Ela também brigava por tudo que você fazia com ela, quebrando coisas.

“Ela perambulava por aí se a porta fosse deixada aberta, então era necessário trancá-la”, lembra.

Susan não consegue mais manter uma conversa, não usa talheres e tem incontinência.

Mas há pequenos momentos de felicidade.

"Ela adorava dançar. Você colocava Elvis e ela ficava dançando e dançando na sala – hoje ela ainda bate o pé", diz Helen.

O que Susan pensaria dessas imagens tão pessoais?

"Nós falamos sobre isso, minha mãe e eu, que eu ia documentar sua doença, documentar nosso relacionamento, sempre foi um plano.
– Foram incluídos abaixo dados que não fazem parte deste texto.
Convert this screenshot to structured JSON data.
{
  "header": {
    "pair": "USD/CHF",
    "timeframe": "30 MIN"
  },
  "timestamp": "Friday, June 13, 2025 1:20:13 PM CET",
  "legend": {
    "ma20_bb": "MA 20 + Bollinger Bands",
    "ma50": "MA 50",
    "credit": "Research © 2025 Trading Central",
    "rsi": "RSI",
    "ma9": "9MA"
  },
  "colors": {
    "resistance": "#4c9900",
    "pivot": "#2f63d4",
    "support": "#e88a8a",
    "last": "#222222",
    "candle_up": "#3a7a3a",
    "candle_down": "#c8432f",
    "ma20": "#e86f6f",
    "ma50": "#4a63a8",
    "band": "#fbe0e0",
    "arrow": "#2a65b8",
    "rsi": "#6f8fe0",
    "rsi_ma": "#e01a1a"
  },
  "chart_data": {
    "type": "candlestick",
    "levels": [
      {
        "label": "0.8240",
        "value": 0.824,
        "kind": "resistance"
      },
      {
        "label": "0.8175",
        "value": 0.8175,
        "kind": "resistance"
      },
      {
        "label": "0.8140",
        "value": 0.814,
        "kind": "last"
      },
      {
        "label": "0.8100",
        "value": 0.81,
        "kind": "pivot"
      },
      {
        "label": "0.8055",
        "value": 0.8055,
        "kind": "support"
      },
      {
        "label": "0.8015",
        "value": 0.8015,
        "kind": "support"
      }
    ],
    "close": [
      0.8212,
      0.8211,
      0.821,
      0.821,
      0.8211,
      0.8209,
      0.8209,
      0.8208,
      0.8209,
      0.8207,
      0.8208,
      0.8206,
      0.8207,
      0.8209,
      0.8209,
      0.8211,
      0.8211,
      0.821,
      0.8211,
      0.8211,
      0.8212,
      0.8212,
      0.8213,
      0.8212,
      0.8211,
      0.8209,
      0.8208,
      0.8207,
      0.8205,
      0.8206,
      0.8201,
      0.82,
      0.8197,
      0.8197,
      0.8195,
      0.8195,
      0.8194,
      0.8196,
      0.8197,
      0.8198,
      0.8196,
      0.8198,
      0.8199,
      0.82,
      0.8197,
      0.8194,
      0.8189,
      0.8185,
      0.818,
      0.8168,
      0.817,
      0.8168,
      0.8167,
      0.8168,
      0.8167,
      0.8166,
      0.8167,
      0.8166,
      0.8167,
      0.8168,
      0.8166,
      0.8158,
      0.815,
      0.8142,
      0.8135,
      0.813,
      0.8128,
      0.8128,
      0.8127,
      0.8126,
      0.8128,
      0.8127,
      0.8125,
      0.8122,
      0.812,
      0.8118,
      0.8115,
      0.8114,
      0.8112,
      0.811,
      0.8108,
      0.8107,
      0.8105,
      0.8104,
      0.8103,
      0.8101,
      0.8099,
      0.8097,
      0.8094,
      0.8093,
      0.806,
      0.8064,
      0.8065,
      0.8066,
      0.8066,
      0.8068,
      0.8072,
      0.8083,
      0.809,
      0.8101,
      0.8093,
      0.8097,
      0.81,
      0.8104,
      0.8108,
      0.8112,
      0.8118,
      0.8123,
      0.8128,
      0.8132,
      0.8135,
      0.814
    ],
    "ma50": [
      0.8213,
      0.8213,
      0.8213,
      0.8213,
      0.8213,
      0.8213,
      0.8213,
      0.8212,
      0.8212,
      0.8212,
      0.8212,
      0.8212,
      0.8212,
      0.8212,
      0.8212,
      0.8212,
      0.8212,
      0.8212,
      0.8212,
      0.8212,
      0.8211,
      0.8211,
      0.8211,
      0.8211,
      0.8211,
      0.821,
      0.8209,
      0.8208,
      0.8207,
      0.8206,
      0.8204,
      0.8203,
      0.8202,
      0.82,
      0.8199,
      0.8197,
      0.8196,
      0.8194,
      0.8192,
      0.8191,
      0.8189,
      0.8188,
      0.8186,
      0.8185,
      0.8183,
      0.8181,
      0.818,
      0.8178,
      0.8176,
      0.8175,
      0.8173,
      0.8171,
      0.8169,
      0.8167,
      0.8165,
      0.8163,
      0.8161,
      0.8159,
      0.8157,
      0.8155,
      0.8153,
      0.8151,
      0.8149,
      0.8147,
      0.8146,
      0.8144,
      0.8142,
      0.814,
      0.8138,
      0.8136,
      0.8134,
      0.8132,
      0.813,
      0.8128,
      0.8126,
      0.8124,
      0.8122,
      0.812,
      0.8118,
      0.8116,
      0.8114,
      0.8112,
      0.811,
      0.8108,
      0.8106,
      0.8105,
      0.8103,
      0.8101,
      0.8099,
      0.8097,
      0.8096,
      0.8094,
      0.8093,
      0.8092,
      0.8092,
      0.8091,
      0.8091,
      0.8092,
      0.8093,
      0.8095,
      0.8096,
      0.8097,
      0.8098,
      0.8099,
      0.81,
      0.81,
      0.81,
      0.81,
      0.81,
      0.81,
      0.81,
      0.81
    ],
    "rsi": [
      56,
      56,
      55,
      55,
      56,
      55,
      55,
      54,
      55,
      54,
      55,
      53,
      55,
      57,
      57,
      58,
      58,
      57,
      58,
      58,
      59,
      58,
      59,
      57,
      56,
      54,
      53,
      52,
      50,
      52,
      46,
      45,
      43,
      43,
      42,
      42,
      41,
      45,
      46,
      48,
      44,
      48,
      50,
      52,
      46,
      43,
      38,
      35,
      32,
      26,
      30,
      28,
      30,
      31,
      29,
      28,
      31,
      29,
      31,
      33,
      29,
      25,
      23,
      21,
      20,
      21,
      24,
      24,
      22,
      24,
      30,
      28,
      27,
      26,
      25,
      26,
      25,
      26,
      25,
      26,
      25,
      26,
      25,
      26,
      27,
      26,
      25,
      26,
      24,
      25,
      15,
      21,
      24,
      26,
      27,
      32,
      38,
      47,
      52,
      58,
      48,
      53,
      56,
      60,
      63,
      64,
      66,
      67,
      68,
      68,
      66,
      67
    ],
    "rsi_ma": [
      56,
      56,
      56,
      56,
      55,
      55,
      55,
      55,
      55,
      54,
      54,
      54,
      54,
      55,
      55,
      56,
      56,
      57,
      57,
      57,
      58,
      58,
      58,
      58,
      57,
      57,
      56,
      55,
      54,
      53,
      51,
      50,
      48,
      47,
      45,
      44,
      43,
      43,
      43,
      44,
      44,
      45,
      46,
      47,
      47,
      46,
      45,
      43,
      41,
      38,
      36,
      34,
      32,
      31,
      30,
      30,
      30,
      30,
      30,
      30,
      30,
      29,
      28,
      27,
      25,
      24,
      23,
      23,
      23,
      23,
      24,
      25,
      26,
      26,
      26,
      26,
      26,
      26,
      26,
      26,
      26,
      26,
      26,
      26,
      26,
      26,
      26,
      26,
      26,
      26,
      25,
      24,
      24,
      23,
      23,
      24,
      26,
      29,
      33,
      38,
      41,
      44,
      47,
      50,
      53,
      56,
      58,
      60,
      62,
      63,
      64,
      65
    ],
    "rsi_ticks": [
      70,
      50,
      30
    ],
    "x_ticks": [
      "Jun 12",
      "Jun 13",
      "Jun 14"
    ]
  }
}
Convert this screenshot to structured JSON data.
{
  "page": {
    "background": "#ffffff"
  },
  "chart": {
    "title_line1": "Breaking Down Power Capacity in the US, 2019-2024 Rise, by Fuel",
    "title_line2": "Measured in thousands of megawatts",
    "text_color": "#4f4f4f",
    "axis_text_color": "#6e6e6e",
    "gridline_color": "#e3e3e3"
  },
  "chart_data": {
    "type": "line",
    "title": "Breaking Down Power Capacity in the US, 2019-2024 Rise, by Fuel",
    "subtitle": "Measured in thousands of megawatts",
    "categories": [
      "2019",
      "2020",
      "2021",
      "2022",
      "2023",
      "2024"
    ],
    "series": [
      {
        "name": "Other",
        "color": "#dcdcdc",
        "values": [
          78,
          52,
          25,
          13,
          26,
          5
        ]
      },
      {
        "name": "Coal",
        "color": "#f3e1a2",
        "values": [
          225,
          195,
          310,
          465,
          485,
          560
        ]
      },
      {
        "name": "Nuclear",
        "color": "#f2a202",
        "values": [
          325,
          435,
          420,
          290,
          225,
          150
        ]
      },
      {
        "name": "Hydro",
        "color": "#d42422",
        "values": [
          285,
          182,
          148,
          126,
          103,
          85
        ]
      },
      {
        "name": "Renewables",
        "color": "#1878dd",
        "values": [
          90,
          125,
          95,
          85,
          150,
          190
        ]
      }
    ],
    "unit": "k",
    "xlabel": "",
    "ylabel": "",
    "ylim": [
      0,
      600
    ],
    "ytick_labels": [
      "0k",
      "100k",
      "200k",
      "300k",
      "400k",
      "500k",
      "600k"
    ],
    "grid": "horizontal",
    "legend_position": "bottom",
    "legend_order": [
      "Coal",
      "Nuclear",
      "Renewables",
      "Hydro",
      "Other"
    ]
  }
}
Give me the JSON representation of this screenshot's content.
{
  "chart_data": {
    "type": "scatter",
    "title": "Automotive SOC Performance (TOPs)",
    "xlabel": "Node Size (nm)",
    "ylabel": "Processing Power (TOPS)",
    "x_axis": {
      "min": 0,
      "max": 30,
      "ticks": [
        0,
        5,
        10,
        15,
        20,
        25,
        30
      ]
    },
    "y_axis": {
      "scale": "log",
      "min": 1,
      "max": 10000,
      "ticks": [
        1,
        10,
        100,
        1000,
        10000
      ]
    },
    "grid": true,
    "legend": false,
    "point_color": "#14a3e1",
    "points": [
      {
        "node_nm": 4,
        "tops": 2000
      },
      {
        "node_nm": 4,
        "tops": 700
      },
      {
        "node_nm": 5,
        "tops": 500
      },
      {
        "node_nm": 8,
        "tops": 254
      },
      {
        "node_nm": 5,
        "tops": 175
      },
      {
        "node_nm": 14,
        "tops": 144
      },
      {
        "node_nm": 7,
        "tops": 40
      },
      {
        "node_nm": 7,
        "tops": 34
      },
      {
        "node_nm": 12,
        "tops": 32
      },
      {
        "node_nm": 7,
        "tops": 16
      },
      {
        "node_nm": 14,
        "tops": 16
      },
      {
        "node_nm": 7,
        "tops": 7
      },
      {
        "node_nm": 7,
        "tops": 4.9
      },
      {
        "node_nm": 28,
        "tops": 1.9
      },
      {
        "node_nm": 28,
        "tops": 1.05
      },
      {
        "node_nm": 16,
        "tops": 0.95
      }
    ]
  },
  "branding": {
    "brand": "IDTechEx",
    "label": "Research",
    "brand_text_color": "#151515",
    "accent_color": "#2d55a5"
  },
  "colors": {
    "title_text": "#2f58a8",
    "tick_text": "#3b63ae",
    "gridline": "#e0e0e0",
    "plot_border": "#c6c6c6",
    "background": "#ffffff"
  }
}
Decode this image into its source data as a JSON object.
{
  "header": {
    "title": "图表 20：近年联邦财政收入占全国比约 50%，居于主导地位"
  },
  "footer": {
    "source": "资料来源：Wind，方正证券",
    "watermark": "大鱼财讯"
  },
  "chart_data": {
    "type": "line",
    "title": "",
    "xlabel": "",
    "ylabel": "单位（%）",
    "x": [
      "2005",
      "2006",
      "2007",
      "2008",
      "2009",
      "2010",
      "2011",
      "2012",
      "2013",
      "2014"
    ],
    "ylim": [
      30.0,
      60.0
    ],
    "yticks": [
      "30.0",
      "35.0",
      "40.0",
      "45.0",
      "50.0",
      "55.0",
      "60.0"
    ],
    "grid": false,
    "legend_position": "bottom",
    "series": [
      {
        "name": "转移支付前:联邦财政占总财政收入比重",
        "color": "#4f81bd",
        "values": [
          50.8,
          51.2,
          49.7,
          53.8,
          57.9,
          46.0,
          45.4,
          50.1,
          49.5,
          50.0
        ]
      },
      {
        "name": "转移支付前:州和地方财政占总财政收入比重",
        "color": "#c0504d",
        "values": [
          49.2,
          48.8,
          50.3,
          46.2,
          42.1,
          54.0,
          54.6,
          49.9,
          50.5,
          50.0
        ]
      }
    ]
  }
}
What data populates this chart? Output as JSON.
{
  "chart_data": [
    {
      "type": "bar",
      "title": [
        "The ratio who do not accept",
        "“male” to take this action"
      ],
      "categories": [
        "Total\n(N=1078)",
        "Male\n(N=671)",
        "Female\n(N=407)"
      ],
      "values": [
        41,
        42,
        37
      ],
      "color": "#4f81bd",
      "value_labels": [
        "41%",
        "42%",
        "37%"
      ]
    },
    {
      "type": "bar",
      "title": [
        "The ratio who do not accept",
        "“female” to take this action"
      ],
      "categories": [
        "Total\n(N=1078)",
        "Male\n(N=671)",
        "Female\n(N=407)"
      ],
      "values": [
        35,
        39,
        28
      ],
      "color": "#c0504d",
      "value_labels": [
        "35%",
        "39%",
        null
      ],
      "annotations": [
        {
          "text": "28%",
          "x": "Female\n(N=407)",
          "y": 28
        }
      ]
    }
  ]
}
Ela disse que era importante", diz Helen.

"Documentei de forma intermitente desde que eu estava na faculdade. Ela sempre permitiu e sempre me apoiou muito na minha carreira."

Presa no limbo

Quando Helen era estudante, ela fez um projeto sobre o transtorno obsessivo-compulsivo (TOC) da mãe, que até posou nua em sua banheira para uma fotografia.

"Nós temos essa relação: ela confia em mim e eu confio nela", explica Helen.

Os últimos anos têm sido muito difíceis para Helen, que tem feito malabarismos para cuidar da mãe e trabalhar.

Ela mantém sua casa em Londres, mas parece um mundo distante.

"Eu costumava dançar swing quatro vezes por semana, mas agora é difícil manter amizades. Não me sinto parte da minha vida em Londres", diz Helen.

"Parece que não tenho um propósito. Estou presa no limbo enquanto os outros seguem em frente com suas vidas."

A demência provou ser algo muito diferente do que Helen imaginava antes de se tornar a cuidadora da mãe.

"Eu não sabia realmente o quão ruim era a demência ou como era o final", conta.

“Nos filmes você tem uma velhinha doce sentada em uma casa. Ela esquece seu nome, mas no último minuto ela lembra de como dançar com você e de sua música preferida".

"Mas não é assim", lamenta."Toda a personalidade muda, sem falar em toda a deterioração física, a agressividade e todas as coisas diferentes que vêm junto."

Apesar de ter de pausar sua própria vida e da dor com que vive diariamente, Helen não tem arrependimentos.

"Eu faria tudo de novo: ela fez isso por mim e eu quero devolver o amor que ela me deu", diz ela.